A point P whose x-coordinates is a is taken on the line y=3x-7. If Q is the point(4,1)
show that PQ² = 10a²-56a+80. Find the value of a which will
make the expression a minimum. Hence show that the coordinates of N, the foot of the perpendicular from Q to the line are (24/5 , 1 2/5). Find the equation of QN.

I'm having trouble with the first part

isn't P {a, (3a-7)} and Q² ( 16,1)?

 

[Ray Vickson]

A point P whose x-coordinates is a is taken on the line y=3x-7. If Q is the point(4,1)
show that PQ² = 10a²-56a+80. Find the value of a which will
make the expression a minimum. Hence show that the coordinates of N, the foot of the perpendicular from Q to the line are (24/5 , 1 2/5). Find the equation of QN.
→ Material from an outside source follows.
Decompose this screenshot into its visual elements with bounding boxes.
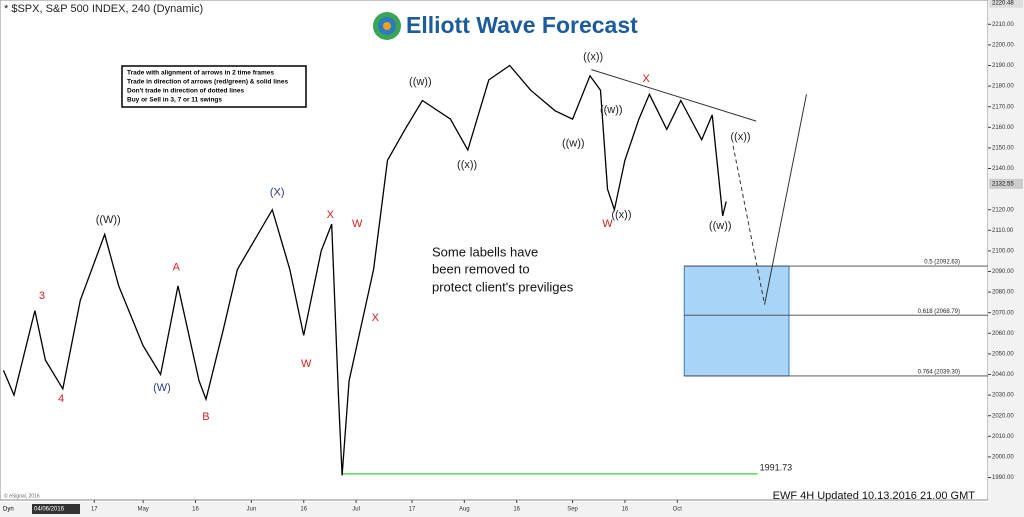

I'm having trouble with the first part

isn't P {a, (3a-7)} and Q² ( 16,1)?

No. $PQ^2$ is the square of the distance from P to Q; it should have been written as $(PQ)^2$ or maybe as $\vec{PQ}^2$.

 

[lionely]

Oh okay thanks for the 2nd part that value that makes the expression a minimum is it 2.8? and is Q on the curve? cause to do the last part I think I need the equation of the tangent at Q.

 

[Ray Vickson]

Oh okay thanks for the 2nd part that value that makes the expression a minimum is it 2.8? and is Q on the curve? cause to do the last part I think I need the equation of the tangent at Q.

You need to show your work.

 

[lionely]

PQ² = 10a² - 56a +80

dy/dx = 20a -56

a= 2.8

 

[JPaquim]

Q is not on the line, but N is. In fact, it's the orthogonal projection of Q into the line. The value of a you obtained is associated to the minimal distance between the line and the point Q, which is itself associated with the concept of an orthogonal projection. If you plug in 2.8 into (a, 3a - 7), you get precisely the point N, with the coordinates they mention. Having Q and N, finding the equation of the line QN should be straightforward.

 

[lionely]

Oh thank you!